Une pièce qu’il faut absolument aller voir c’est « Mangez-le si vous voulez » au théâtre Tristan Bernard, qui est au 64, rue du Rocher dans le VIIIème à Paris. J’aime les pièces qui nous chamboulent et qui nous faut nous poser les bonnes questions et elle fait partie de ses pièces là.
Si vous deviez nous citer, un parfum, un homme, une femme, une ville, un objet et une devise ?
Un parfum : Le jasmin parce que ça berce mon enfance. Mon père en a toujours mis dans le jardin et quand je sens du jasmin j’ai une boule d’émotion qui monte.
Un homme : Bruno (Cali), tellement évident…
Une femme : Annie Girardot et ça plus que jamais.
Une ville : La mienne est plus précisément ma presque ile, le Cap Feret.
Un objet : Cali m’a inspiré pour cette réponse. J’ai hérité de pas mal de choses de mon grand-père que je n’ai malheureusement pas connu. Il est mort en en résistant à la guerre et j’ai gardé son laissé passer donc ce serait ça.
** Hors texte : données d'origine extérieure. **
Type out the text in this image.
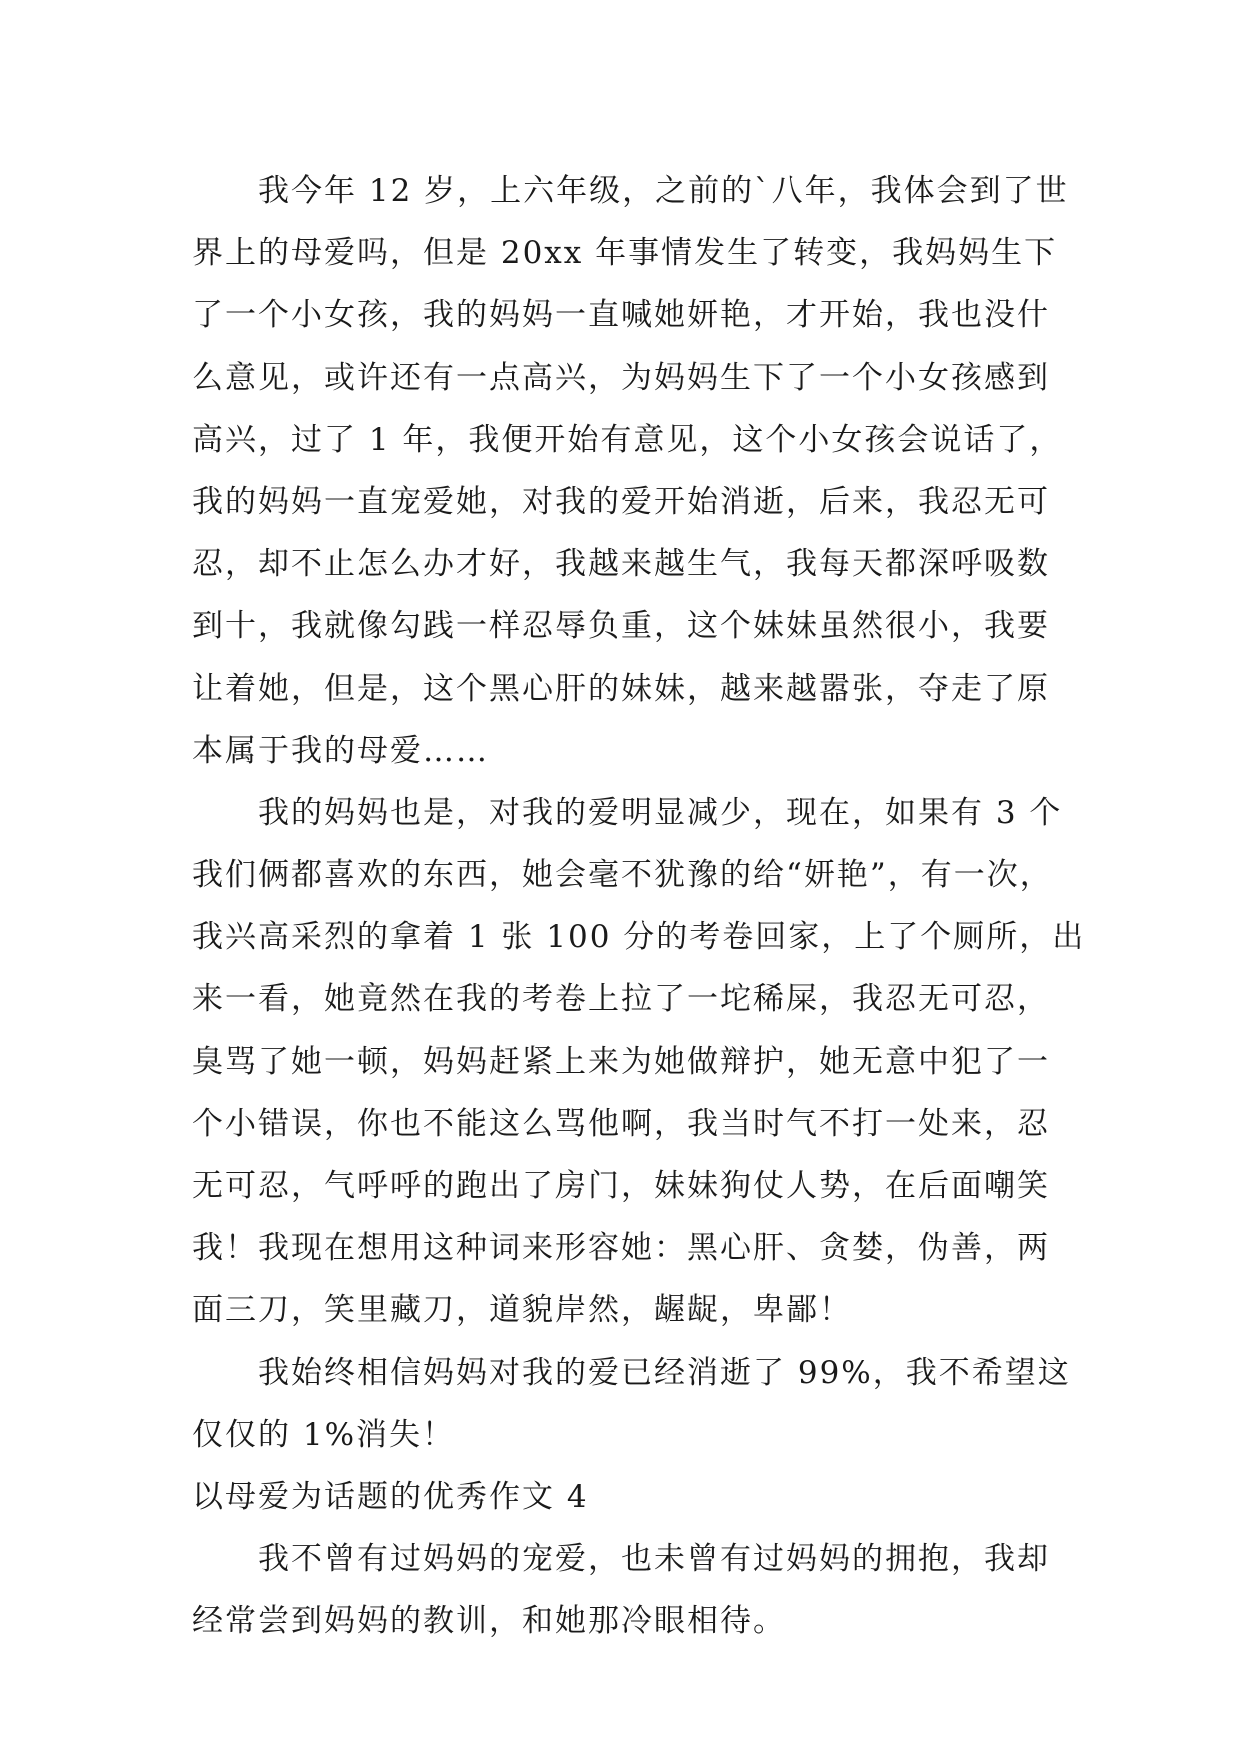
我今年 12 岁，上六年级，之前的`八年，我体会到了世
界上的母爱吗，但是 20xx 年事情发生了转变，我妈妈生下
了一个小女孩，我的妈妈一直喊她妍艳，才开始，我也没什
么意见，或许还有一点高兴，为妈妈生下了一个小女孩感到
高兴，过了 1 年，我便开始有意见，这个小女孩会说话了，
我的妈妈一直宠爱她，对我的爱开始消逝，后来，我忍无可
忍，却不止怎么办才好，我越来越生气，我每天都深呼吸数
到十，我就像勾践一样忍辱负重，这个妹妹虽然很小，我要
让着她，但是，这个黑心肝的妹妹，越来越嚣张，夺走了原
本属于我的母爱……
我的妈妈也是，对我的爱明显减少，现在，如果有 3 个
我们俩都喜欢的东西，她会毫不犹豫的给“妍艳”，有一次，
我兴高采烈的拿着 1 张 100 分的考卷回家，上了个厕所，出
来一看，她竟然在我的考卷上拉了一坨稀屎，我忍无可忍，
臭骂了她一顿，妈妈赶紧上来为她做辩护，她无意中犯了一
个小错误，你也不能这么骂他啊，我当时气不打一处来，忍
无可忍，气呼呼的跑出了房门，妹妹狗仗人势，在后面嘲笑
我！我现在想用这种词来形容她：黑心肝、贪婪，伪善，两
面三刀，笑里藏刀，道貌岸然，龌龊，卑鄙！
我始终相信妈妈对我的爱已经消逝了 99%，我不希望这
仅仅的 1%消失！
以母爱为话题的优秀作文 4
我不曾有过妈妈的宠爱，也未曾有过妈妈的拥抱，我却
经常尝到妈妈的教训，和她那冷眼相待。
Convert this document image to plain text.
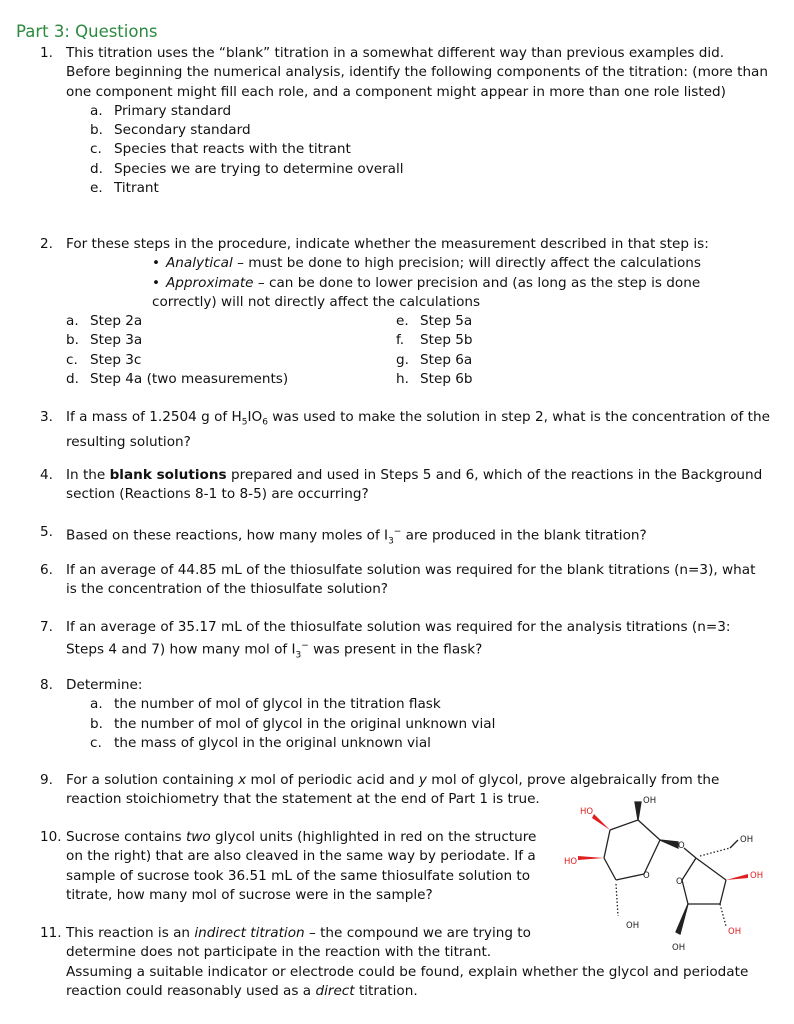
Part 3: Questions
1. This titration uses the “blank” titration in a somewhat different way than previous examples did. Before beginning the numerical analysis, identify the following components of the titration: (more than one component might fill each role, and a component might appear in more than one role listed)
a. Primary standard
b. Secondary standard
c. Species that reacts with the titrant
d. Species we are trying to determine overall
e. Titrant
2. For these steps in the procedure, indicate whether the measurement described in that step is:
• Analytical – must be done to high precision; will directly affect the calculations
• Approximate – can be done to lower precision and (as long as the step is done correctly) will not directly affect the calculations
a. Step 2a
b. Step 3a
c. Step 3c
d. Step 4a (two measurements)
e. Step 5a
f. Step 5b
g. Step 6a
h. Step 6b
3. If a mass of 1.2504 g of $H_5IO_6$ was used to make the solution in step 2, what is the concentration of the resulting solution?
4. In the blank solutions prepared and used in Steps 5 and 6, which of the reactions in the Background section (Reactions 8-1 to 8-5) are occurring?
5. Based on these reactions, how many moles of $I_3^-$ are produced in the blank titration?
6. If an average of 44.85 mL of the thiosulfate solution was required for the blank titrations (n=3), what is the concentration of the thiosulfate solution?
7. If an average of 35.17 mL of the thiosulfate solution was required for the analysis titrations (n=3: Steps 4 and 7) how many mol of $I_3^-$ was present in the flask?
8. Determine:
a. the number of mol of glycol in the titration flask
b. the number of mol of glycol in the original unknown vial
c. the mass of glycol in the original unknown vial
9. For a solution containing x mol of periodic acid and y mol of glycol, prove algebraically from the reaction stoichiometry that the statement at the end of Part 1 is true.
10. Sucrose contains two glycol units (highlighted in red on the structure on the right) that are also cleaved in the same way by periodate. If a sample of sucrose took 36.51 mL of the same thiosulfate solution to titrate, how many mol of sucrose were in the sample?
11. This reaction is an indirect titration – the compound we are trying to determine does not participate in the reaction with the titrant.
Assuming a suitable indicator or electrode could be found, explain whether the glycol and periodate reaction could reasonably used as a direct titration.
HO
OH
HO
OH
O
O
O
OH
OH
OH
OH
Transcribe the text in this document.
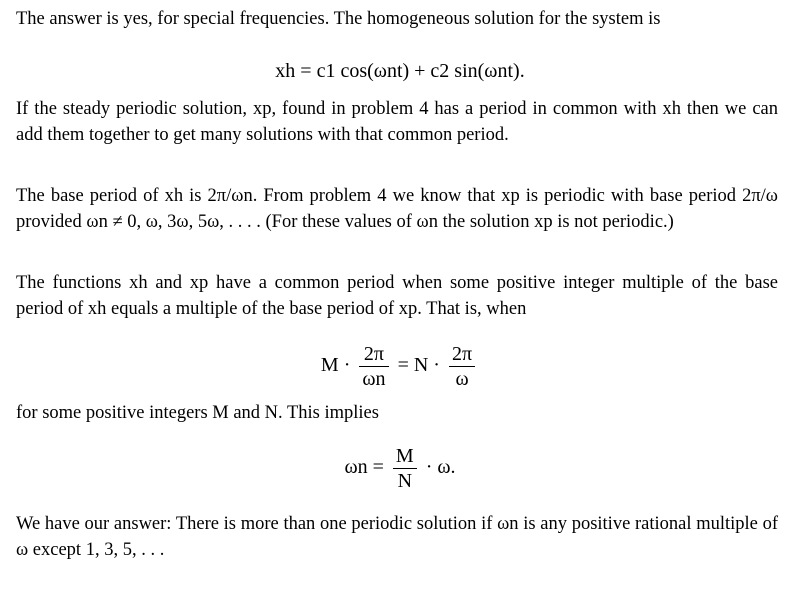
The answer is yes, for special frequencies. The homogeneous solution for the system is

xh = c1 cos(ωnt) + c2 sin(ωnt).

If the steady periodic solution, xp, found in problem 4 has a period in common with xh then we can add them together to get many solutions with that common period.

The base period of xh is 2π/ωn. From problem 4 we know that xp is periodic with base period 2π/ω provided ωn ≠ 0, ω, 3ω, 5ω, . . . . (For these values of ωn the solution xp is not periodic.)

The functions xh and xp have a common period when some positive integer multiple of the base period of xh equals a multiple of the base period of xp. That is, when

$M \cdot \frac{2\pi}{\omega n} = N \cdot \frac{2\pi}{\omega}$

for some positive integers M and N. This implies

$\omega n = \frac{M}{N} \cdot \omega$.

We have our answer: There is more than one periodic solution if ωn is any positive rational multiple of ω except 1, 3, 5, . . .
Une devise : « Marche ou crève. »
Vos bons plans et vos bonnes adresses ?
Le Barbe à Papa qui est au 18 Rue Condorcet dans le IX ème à Paris. C’est le restaurant le plus sympa que je puisse connaitre. C’est convivial, la nourriture est top et à chaque qu’il s vous emmènent l’addition c’est avec des bocaux énormes de bonbons ! On se croirait à la maison !
Quels sont vos projets et vos envies ?
Vivre le moment présent. On est à l’affiche jusqu’au 26 avril et je verrai après.